Une pauvre veuve vivait seule avec son fils dans une misérable chaumière située tout auprès d'une grande forêt. La pauvre femme eût bien désiré envoyer son fils à l'école avec les autres enfants de son âge, mais sa misère ne le lui permettait point, et elle était obligée, chaque jour que Dieu faisait, de dire à son enfant d'aller par les taillis et par les buissons de la forêt pour y faire un fagot. Le bois que son fils Guillaume rapportait était mis en deux parts : la plus grosse était vendue aux gens riches du village, et les petites branches et les brindilles restaient à la maison pour faire bouillir la marmite, en été, et chauffer la chaumière, en hiver.
Un jour, le petit garçon était allé à la forêt à son habitude. Il avait recueilli beaucoup de bois mort, et son fagot était déjà bien gros, quand il entendit de petits cris perçants dans le sentier voisin.
« Qu'est-ce donc, se dit Guillaume, quelque pauvre animal se trouve ici en danger ? »
Et l'enfant courut aussitôt dans le sentier. Un gros renard venait de prendre une jolie petite grenouille verte, et il allait l'avaler, quand Guillaume parut. Le courageux enfant courut sus au renard et le força de lâcher la rainette verte.
« Oh ! le joli animal ! s'écria le fils de la veuve. Je vais le remporter à la maison. »
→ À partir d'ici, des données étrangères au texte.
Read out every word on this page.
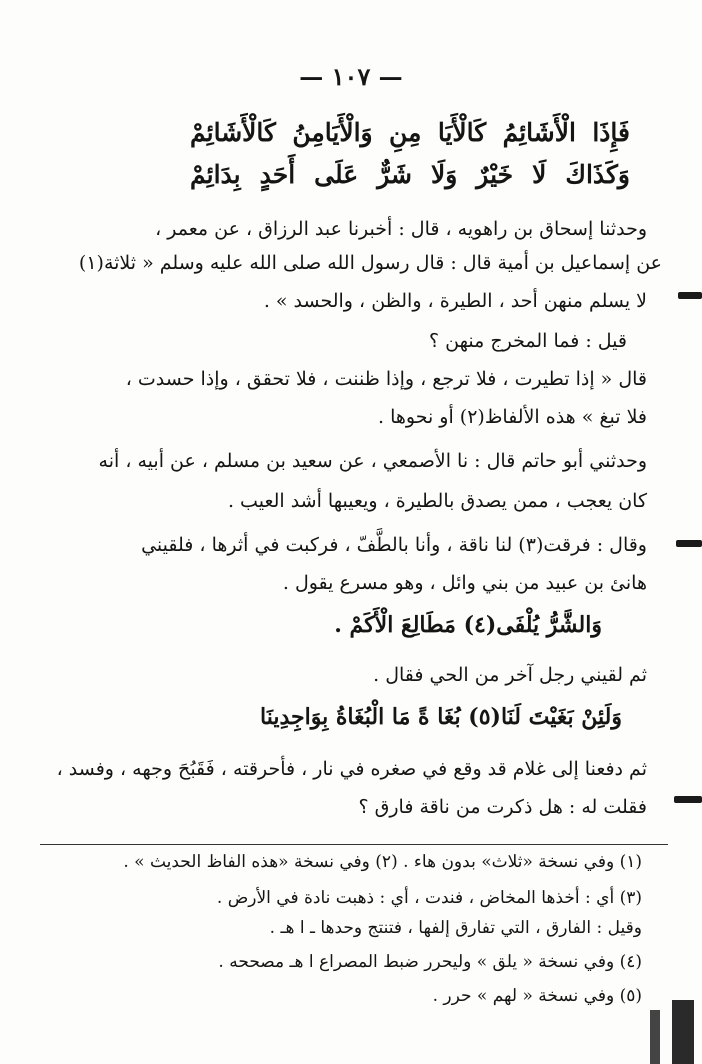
— ١٠٧ —
فَإِذَا الْأَشَائِمُ كَالْأَيَا مِنِ وَالْأَيَامِنُ كَالْأَشَائِمْ
وَكَذَاكَ لَا خَيْرٌ وَلَا شَرٌّ عَلَى أَحَدٍ بِدَائِمْ
وحدثنا إسحاق بن راهويه ، قال : أخبرنا عبد الرزاق ، عن معمر ،
عن إسماعيل بن أمية قال : قال رسول الله صلى الله عليه وسلم « ثلاثة(١)
لا يسلم منهن أحد ، الطيرة ، والظن ، والحسد » .
قيل : فما المخرج منهن ؟
قال « إذا تطيرت ، فلا ترجع ، وإذا ظننت ، فلا تحقق ، وإذا حسدت ،
فلا تبغ » هذه الألفاظ(٢) أو نحوها .
وحدثني أبو حاتم قال : نا الأصمعي ، عن سعيد بن مسلم ، عن أبيه ، أنه
كان يعجب ، ممن يصدق بالطيرة ، ويعيبها أشد العيب .
وقال : فرقت(٣) لنا ناقة ، وأنا بالطَّفّ ، فركبت في أثرها ، فلقيني
هانئ بن عبيد من بني وائل ، وهو مسرع يقول .
وَالشَّرُّ يُلْفَى(٤) مَطَالِعَ الْأَكَمْ .
ثم لقيني رجل آخر من الحي فقال .
وَلَئِنْ بَغَيْتَ لَنَا(٥) بُغَا ةً مَا الْبُغَاةُ بِوَاجِدِينَا
ثم دفعنا إلى غلام قد وقع في صغره في نار ، فأحرقته ، فَقَبُحَ وجهه ، وفسد ،
فقلت له : هل ذكرت من ناقة فارق ؟
(١) وفي نسخة «ثلاث» بدون هاء . (٢) وفي نسخة «هذه الفاظ الحديث » .
(٣) أي : أخذها المخاض ، فندت ، أي : ذهبت نادة في الأرض .
وقيل : الفارق ، التي تفارق إلفها ، فتنتج وحدها ـ ا هـ .
(٤) وفي نسخة « يلق » وليحرر ضبط المصراع ا هـ مصححه .
(٥) وفي نسخة « لهم » حرر .
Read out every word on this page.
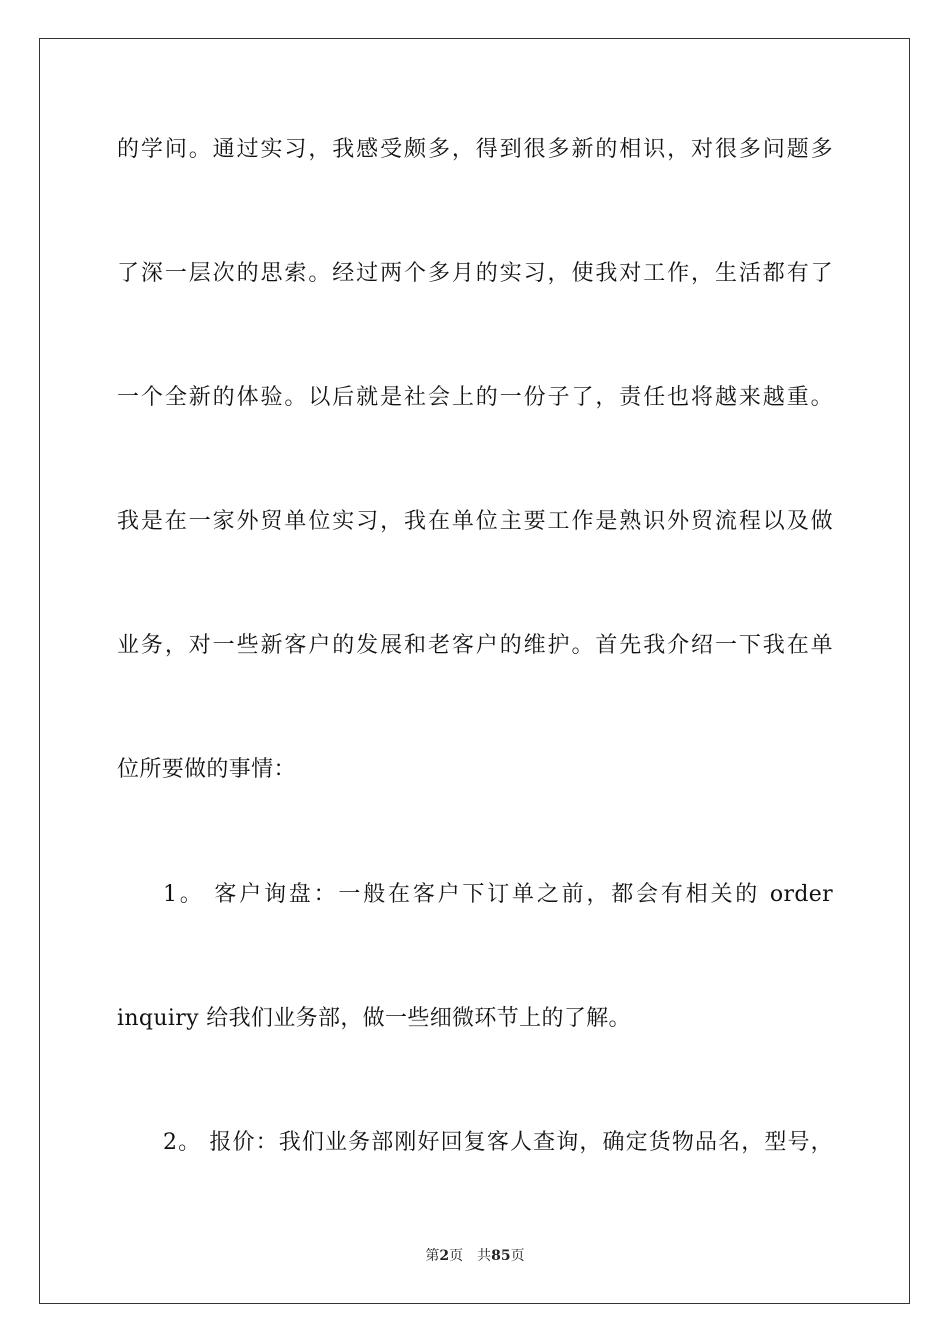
的学问。通过实习，我感受颇多，得到很多新的相识，对很多问题多
了深一层次的思索。经过两个多月的实习，使我对工作，生活都有了
一个全新的体验。以后就是社会上的一份子了，责任也将越来越重。
我是在一家外贸单位实习，我在单位主要工作是熟识外贸流程以及做
业务，对一些新客户的发展和老客户的维护。首先我介绍一下我在单
位所要做的事情：
1。 客户询盘：一般在客户下订单之前，都会有相关的 order
inquiry 给我们业务部，做一些细微环节上的了解。
2。 报价：我们业务部刚好回复客人查询，确定货物品名，型号，
第2页 共85页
Il prit délicatement la grenouille, la mit dans sa poche, et, son fagot sur la tête, revint à la maison.
« Mère, vois donc la belle rainette que J'ai trouvée dans la forêt. Je vais la mettre dans un grand vase rempli d'eau, si tu me le permets.
- Que veux-tu faire de cette grenouille, Guillaume ? Tu en trouveras de pareilles par toute la forêt.
- C'est vrai, mais ce ne sera pas celle-ci. »
Et le petit garçon raconta comment il avait sauvé la rainette.
« Alors, garde-la ; mais prends-en bien soin ; il ne serait pas juste de la retenir ici pour la faire mourir. »
A partir de ce jour, l'aisance revint dans la maison de la veuve ; ce fut une grosse bourse qu'elle trouva dans son armoire sans pouvoir connaître qui l'y avait mise, puis un héritage qui lui échut , de sorte que la bonne femme put envoyer son fils à l'école du village, puis à celle de la ville. Et bientôt l'enfant devint si instruit, si instruit, qu'ayant voyagé par toute l'Allemagne et par toute la France, il ne put rencontrer personne en état de lutter avec lui pour le savoir. Vous jugez si sa mère était heureuse, et bien souvent elle répétait à ses voisines du village :
« La grenouille verte trouvée par mon fils dans la forêt doit être la cause de tout le bonheur qui nous arrive. »
Aussi elle aimait beaucoup la petite rainette et elle en avait le plus grand soin.
Un beau jour, le jeune savant revint de son voyage. Après avoir embrassé sa mère, il voulut voir la grenouille verte.
« Gentille petite bête, lui dit-il, je te remercie de tout ce que tu as fait pour ma mère et pour moi. Je veux que tout à l'heure tu te mettes à la place d'honneur et que tu dînes avec nous. »
La rainette se mit à sauter et à danser, comme si elle avait compris le langage de Guillaume.
Puis, lorsque le dîner fut servi, elle sortit de son gîte et vint s'asseoir sur le fauteuil qui lui était destiné.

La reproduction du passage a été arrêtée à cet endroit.